(Reuters)
In last night's debate, Rick Perry and Mitt Romney got into a scuffle over whether Romney had edited "No Apologies," his campaign manifesto, between the softcover and hardcover editions. Specifically, Perry accused Romney of editing out a line in which he said that his Massachusetts health care reform plan should be taken nationwide. Romney denied the accusation during the debate, but but it turns out Perry was right.
The exchange started out as Perry and Romney continued jostling over Social Security. Perry aimed to change the subject by bringing up Romneycare, saying this:
PERRY: As a matter of fact, between books, your hard copy book, you said it was exactly what the American people needed, to have that Romneycare given to them as you had in Massachusetts. Then in your paperback, you took that line out.
Romney dismissed Perry's claim as false:
ROMNEY: I actually wrote my book, and in my book I said no such thing. What I said, actually — when I put my health care plan together – and I met with Dan Balz, for instance, of The Washington Post. He said, “Is this is a plan that if you were president you would put on the whole nation, have a whole nation adopt it?”
I said, “Absolutely not.” I said, “This is a state plan for a state, it is not a national plan.”
But the fact is that Romney did do exactly what Perry had accused him of.
After the Republican presidential debate Thursday night, a senior advisor to Mitt Romney acknowledged that a line about spreading health care reform throughout the country was changed in the paperback version of Romney’s book “No Apology.”

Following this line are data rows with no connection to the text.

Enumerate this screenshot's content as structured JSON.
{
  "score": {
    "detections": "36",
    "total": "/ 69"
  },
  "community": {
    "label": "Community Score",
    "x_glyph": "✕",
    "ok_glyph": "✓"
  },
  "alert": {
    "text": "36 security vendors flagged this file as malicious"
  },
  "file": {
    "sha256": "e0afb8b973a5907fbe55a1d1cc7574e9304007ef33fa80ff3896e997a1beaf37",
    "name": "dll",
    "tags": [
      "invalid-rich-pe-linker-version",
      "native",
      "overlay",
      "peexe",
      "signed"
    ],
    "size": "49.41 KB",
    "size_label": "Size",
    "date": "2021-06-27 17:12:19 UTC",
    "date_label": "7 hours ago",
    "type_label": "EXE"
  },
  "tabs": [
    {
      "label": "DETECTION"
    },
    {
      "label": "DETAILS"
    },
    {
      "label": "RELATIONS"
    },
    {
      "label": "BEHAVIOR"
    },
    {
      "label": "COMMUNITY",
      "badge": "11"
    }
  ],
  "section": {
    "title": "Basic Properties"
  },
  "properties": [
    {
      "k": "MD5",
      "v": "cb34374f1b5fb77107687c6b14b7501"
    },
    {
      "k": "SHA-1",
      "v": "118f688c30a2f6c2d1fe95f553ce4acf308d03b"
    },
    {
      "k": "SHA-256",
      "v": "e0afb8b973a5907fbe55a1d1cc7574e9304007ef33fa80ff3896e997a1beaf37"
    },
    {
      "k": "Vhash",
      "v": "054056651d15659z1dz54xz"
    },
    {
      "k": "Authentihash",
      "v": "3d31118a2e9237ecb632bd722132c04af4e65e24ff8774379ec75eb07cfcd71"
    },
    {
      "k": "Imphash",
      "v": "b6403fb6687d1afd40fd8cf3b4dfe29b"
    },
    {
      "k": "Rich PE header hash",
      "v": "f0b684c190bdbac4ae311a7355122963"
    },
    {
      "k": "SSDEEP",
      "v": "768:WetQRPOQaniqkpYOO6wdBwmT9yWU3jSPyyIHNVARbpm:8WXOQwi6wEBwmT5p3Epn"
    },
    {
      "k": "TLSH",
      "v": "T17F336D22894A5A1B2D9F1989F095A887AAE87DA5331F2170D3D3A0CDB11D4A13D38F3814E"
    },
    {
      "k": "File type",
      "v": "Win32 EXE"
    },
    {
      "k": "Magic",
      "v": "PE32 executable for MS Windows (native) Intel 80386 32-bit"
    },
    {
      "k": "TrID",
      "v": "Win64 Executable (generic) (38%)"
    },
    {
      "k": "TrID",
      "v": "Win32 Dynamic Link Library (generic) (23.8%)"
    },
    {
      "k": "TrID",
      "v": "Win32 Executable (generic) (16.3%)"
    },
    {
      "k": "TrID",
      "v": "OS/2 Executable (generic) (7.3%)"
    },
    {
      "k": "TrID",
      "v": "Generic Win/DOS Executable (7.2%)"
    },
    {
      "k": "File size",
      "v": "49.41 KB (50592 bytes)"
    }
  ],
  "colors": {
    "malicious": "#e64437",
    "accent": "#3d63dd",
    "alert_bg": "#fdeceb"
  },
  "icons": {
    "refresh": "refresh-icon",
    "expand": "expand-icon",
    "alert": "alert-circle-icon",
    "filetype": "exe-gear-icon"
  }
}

Texas Gov. Rick Perry said during the Florida debate that Romney took out the single line that suggested the Massachusetts health reform law could be applied to the country. The line that is removed in the paperback version reads, “We can accomplish the same thing for everyone in the country.”
The line originally appeared as the concluding thought in a paragraph extolling the virtues of the Massachusetts health care reform plan. In the preceding paragraph, Romney said that his personal preference would be "to let each state fashion its own program to meet the distinct needs of its citizens."
States could follow the Massachusetts model if they choose, or they could develop plans of their own. [...] But the creation of a national plan is the direction in which Washington is currently moving. If a national approach is ultimately adopted, we should permit individuals to purchase insurance from companies in other sates in order to expand choice and competition.
What we accomplished surprised us: 440,000 people who previously had no health insurance became insured, many paying their own way. We made it possible for each newly insured person to have better care, and ultimately healthier and longer lives. From now on, no one in Massachusetts has to worry about losing his or her health insurance if there is a job change or a loss in income; everyone is insured andy pays only what he or she can afford. It's portable, affordable health insurance—something people have been talking about for decades. We can accomplish the same thing for everyone in the country, and it can be done without letting government take over health care.
Romney will of course point to what he said about preferring to let states develop their own plans, but that doesn't change the fact that he also accepted the idea of pursuing a national approach — and that he wanted to "accomplish the same thing for everyone in the country" that had been done in Massachusetts.
To put it differently, there's a reason why Mitt Romney removed the line from his book — and it's not that he still stands by it.